Thursday, May 13, 2004

Plot point or pinch point?

I wrote about this topic earlier, but it keeps coming up. Suddenly, when I face my own troubles, I find myself asking, "Is this a plot point or a pinch point?"

A plot point is when the protagonist comes to the end of his resources, when the goal he has been pursuing has gone irrevocably out of reach or his method of pursuing it has utterly failed. A classic story has two plot points: the inciting incident, when the protagonist's life as he knows it changes, as when the tornado takes Dorothy's house out of Kansas and drops it in Oz.

The second plot point comes when the character hits absolute bottom, then stands at the depths of hell and rolls up his sleeves and says, "I'm coming back." Working from this point of despair, the character tries a new tack, something entirely else, and attacks the problem anew. He will either succeed or fail, but it will be a final and irrevocable success or failure. The climax is the result of this final battle, and the denouement is the result of the climax.
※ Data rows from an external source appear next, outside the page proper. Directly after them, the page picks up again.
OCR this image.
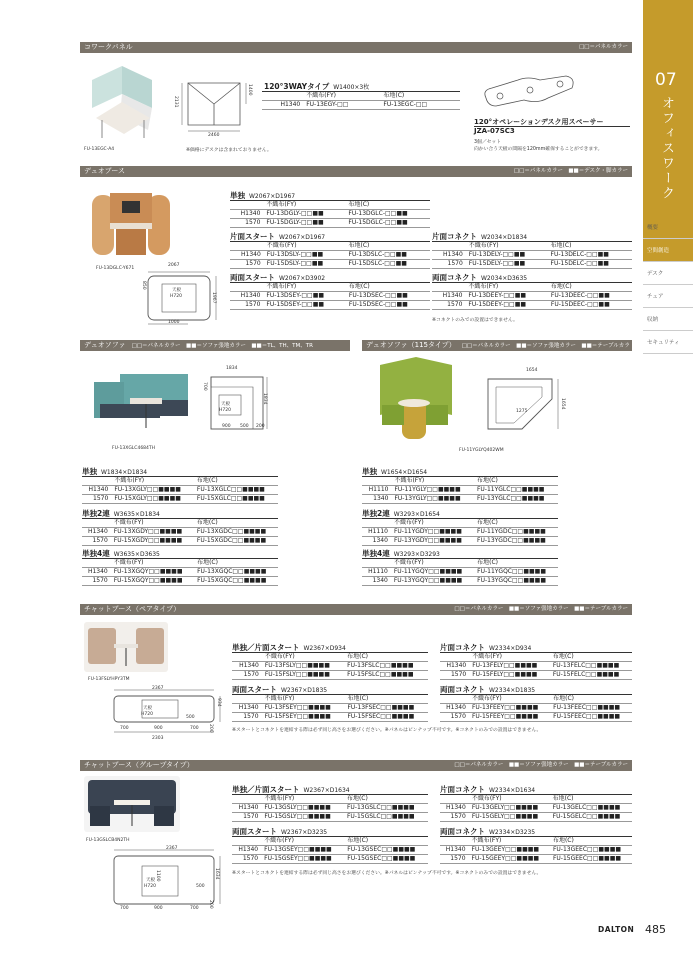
コワークパネル	□□＝パネルカラー
FU-13EGC-A4
2131
1400
2460
※価格にデスクは含まれておりません。
120°3WAYタイプ W1400×3枚
	不織布(FY)	布地(C)
H1340	FU-13EGY-□□	FU-13EGC-□□
120°オペレーションデスク用スペーサー
JZA-07SC3
3個／セット
向かい合う天板の間隔を120mm確保することができます。
デュオブース	□□＝パネルカラー　■■＝デスク・脚カラー
FU-13DGLC-Y671
2067
850
1967
天板
H720
1000
単独 W2067×D1967
	不織布(FY)	布地(C)
H1340	FU-13DGLY-□□■■	FU-13DGLC-□□■■
1570	FU-15DGLY-□□■■	FU-15DGLC-□□■■
片面スタート W2067×D1967
	不織布(FY)	布地(C)
H1340	FU-13DSLY-□□■■	FU-13DSLC-□□■■
1570	FU-15DSLY-□□■■	FU-15DSLC-□□■■
両面スタート W2067×D3902
	不織布(FY)	布地(C)
H1340	FU-13DSEY-□□■■	FU-13DSEC-□□■■
1570	FU-15DSEY-□□■■	FU-15DSEC-□□■■
片面コネクト W2034×D1834
	不織布(FY)	布地(C)
H1340	FU-13DELY-□□■■	FU-13DELC-□□■■
1570	FU-15DELY-□□■■	FU-15DELC-□□■■
両面コネクト W2034×D3635
	不織布(FY)	布地(C)
H1340	FU-13DEEY-□□■■	FU-13DEEC-□□■■
1570	FU-15DEEY-□□■■	FU-15DEEC-□□■■
※コネクトのみでの設置はできません。
デュオソファ □□＝パネルカラー　■■＝ソファ張地カラー　■■＝TL、TH、TM、TR	デュオソファ（115タイプ） □□＝パネルカラー　■■＝ソファ張地カラー　■■＝テーブルカラー
FU-13XGLC4684TH
1834
700
1834
天板
H720
900 500 200
FU-11YGLYQ402WM
1654
1654
1275
単独 W1834×D1834
	不織布(FY)	布地(C)
H1340	FU-13XGLY□□■■■■	FU-13XGLC□□■■■■
1570	FU-15XGLY□□■■■■	FU-15XGLC□□■■■■
単独2連 W3635×D1834
	不織布(FY)	布地(C)
H1340	FU-13XGDY□□■■■■	FU-13XGDC□□■■■■
1570	FU-15XGDY□□■■■■	FU-15XGDC□□■■■■
単独4連 W3635×D3635
	不織布(FY)	布地(C)
H1340	FU-13XGQY□□■■■■	FU-13XGQC□□■■■■
1570	FU-15XGQY□□■■■■	FU-15XGQC□□■■■■
単独 W1654×D1654
	不織布(FY)	布地(C)
H1110	FU-11YGLY□□■■■■	FU-11YGLC□□■■■■
1340	FU-13YGLY□□■■■■	FU-13YGLC□□■■■■
単独2連 W3293×D1654
	不織布(FY)	布地(C)
H1110	FU-11YGDY□□■■■■	FU-11YGDC□□■■■■
1340	FU-13YGDY□□■■■■	FU-13YGDC□□■■■■
単独4連 W3293×D3293
	不織布(FY)	布地(C)
H1110	FU-11YGQY□□■■■■	FU-11YGQC□□■■■■
1340	FU-13YGQY□□■■■■	FU-13YGQC□□■■■■
チャットブース（ペアタイプ）	□□＝パネルカラー　■■＝ソファ張地カラー　■■＝テーブルカラー
FU-13FSLYHPY3TM
2367
天板
H720
500
700	900	700
2303
934
200
単独／片面スタート W2367×D934
	不織布(FY)	布地(C)
H1340	FU-13FSLY□□■■■■	FU-13FSLC□□■■■■
1570	FU-15FSLY□□■■■■	FU-15FSLC□□■■■■
両面スタート W2367×D1835
	不織布(FY)	布地(C)
H1340	FU-13FSEY□□■■■■	FU-13FSEC□□■■■■
1570	FU-15FSEY□□■■■■	FU-15FSEC□□■■■■
片面コネクト W2334×D934
	不織布(FY)	布地(C)
H1340	FU-13FELY□□■■■■	FU-13FELC□□■■■■
1570	FU-15FELY□□■■■■	FU-15FELC□□■■■■
両面コネクト W2334×D1835
	不織布(FY)	布地(C)
H1340	FU-13FEEY□□■■■■	FU-13FEEC□□■■■■
1570	FU-15FEEY□□■■■■	FU-15FEEC□□■■■■
※スタートとコネクトを連結する際は必ず同じ高さをお選びください。※パネルはピンナップ不可です。※コネクトのみでの設置はできません。
チャットブース（グループタイプ）	□□＝パネルカラー　■■＝ソファ張地カラー　■■＝テーブルカラー
FU-13GSLCB4N2TH
2367
天板
H720
1100
500
1634
200
700	900	700
単独／片面スタート W2367×D1634
	不織布(FY)	布地(C)
H1340	FU-13GSLY□□■■■■	FU-13GSLC□□■■■■
1570	FU-15GSLY□□■■■■	FU-15GSLC□□■■■■
両面スタート W2367×D3235
	不織布(FY)	布地(C)
H1340	FU-13GSEY□□■■■■	FU-13GSEC□□■■■■
1570	FU-15GSEY□□■■■■	FU-15GSEC□□■■■■
片面コネクト W2334×D1634
	不織布(FY)	布地(C)
H1340	FU-13GELY□□■■■■	FU-13GELC□□■■■■
1570	FU-15GELY□□■■■■	FU-15GELC□□■■■■
両面コネクト W2334×D3235
	不織布(FY)	布地(C)
H1340	FU-13GEEY□□■■■■	FU-13GEEC□□■■■■
1570	FU-15GEEY□□■■■■	FU-15GEEC□□■■■■
※スタートとコネクトを連結する際は必ず同じ高さをお選びください。※パネルはピンナップ不可です。※コネクトのみでの設置はできません。
07
オフィスワーク
概要
空間創造
デスク
チェア
収納
セキュリティ
DALTON 485
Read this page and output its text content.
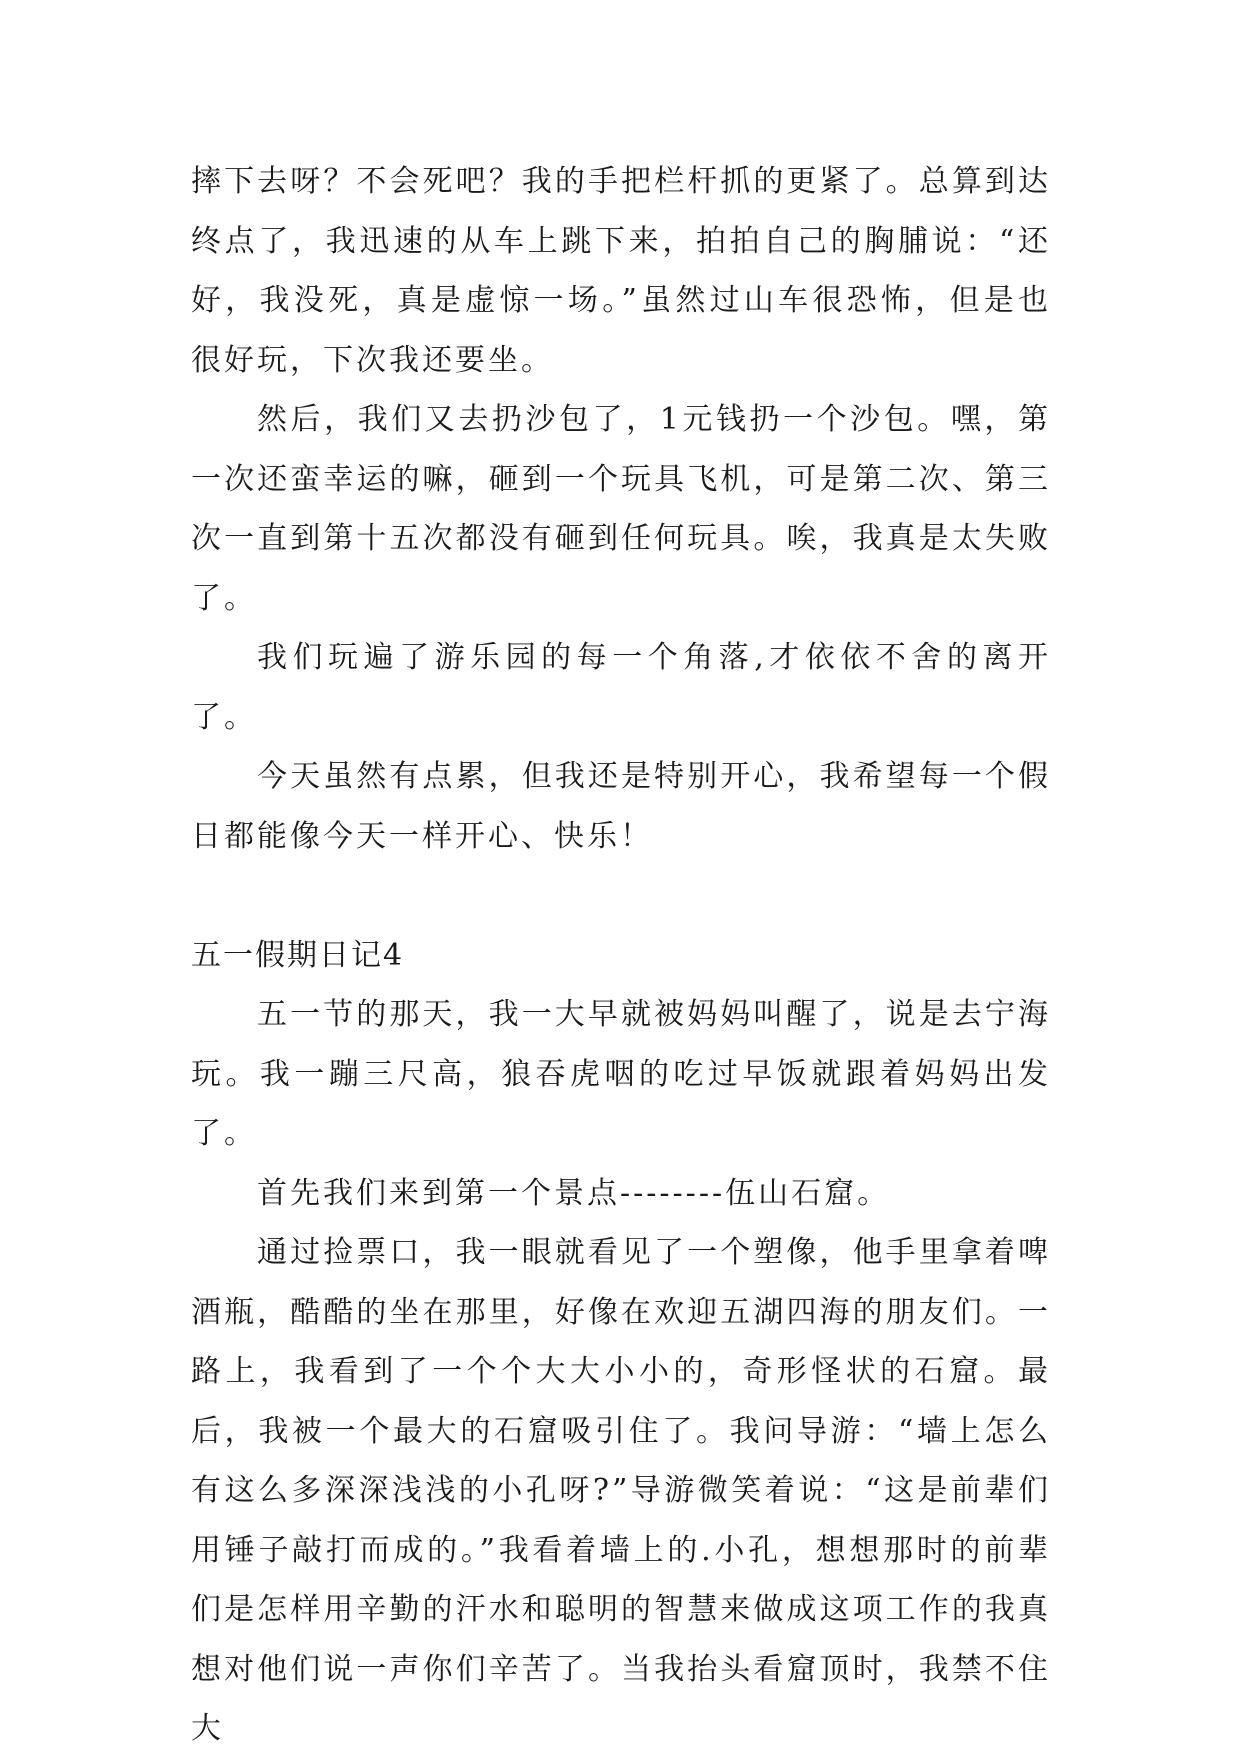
摔下去呀？不会死吧？我的手把栏杆抓的更紧了。总算到达终点了，我迅速的从车上跳下来，拍拍自己的胸脯说：“还好，我没死，真是虚惊一场。”虽然过山车很恐怖，但是也很好玩，下次我还要坐。

然后，我们又去扔沙包了，1元钱扔一个沙包。嘿，第一次还蛮幸运的嘛，砸到一个玩具飞机，可是第二次、第三次一直到第十五次都没有砸到任何玩具。唉，我真是太失败了。

我们玩遍了游乐园的每一个角落,才依依不舍的离开了。

今天虽然有点累，但我还是特别开心，我希望每一个假日都能像今天一样开心、快乐！

五一假期日记4

五一节的那天，我一大早就被妈妈叫醒了，说是去宁海玩。我一蹦三尺高，狼吞虎咽的吃过早饭就跟着妈妈出发了。

首先我们来到第一个景点--------伍山石窟。

通过捡票口，我一眼就看见了一个塑像，他手里拿着啤酒瓶，酷酷的坐在那里，好像在欢迎五湖四海的朋友们。一路上，我看到了一个个大大小小的，奇形怪状的石窟。最后，我被一个最大的石窟吸引住了。我问导游：“墙上怎么有这么多深深浅浅的小孔呀?”导游微笑着说：“这是前辈们用锤子敲打而成的。”我看着墙上的.小孔，想想那时的前辈们是怎样用辛勤的汗水和聪明的智慧来做成这项工作的我真想对他们说一声你们辛苦了。当我抬头看窟顶时，我禁不住大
Pinch points fall between the two plot points, events that show the protagonist's resources dwindling, conditions turning against him, that reveal the necessity, the reality of the despair.

In a story, the fall of an oak leaf can be a plot point, but in real life, these plot events are harder to read. So, in facing the negative events I'm facing right now, the question comes up again and again, Is this a plot point or a pinch point? The difference is that the response to a pinch point is to keep going. The response to a plot point is to find something entirely else.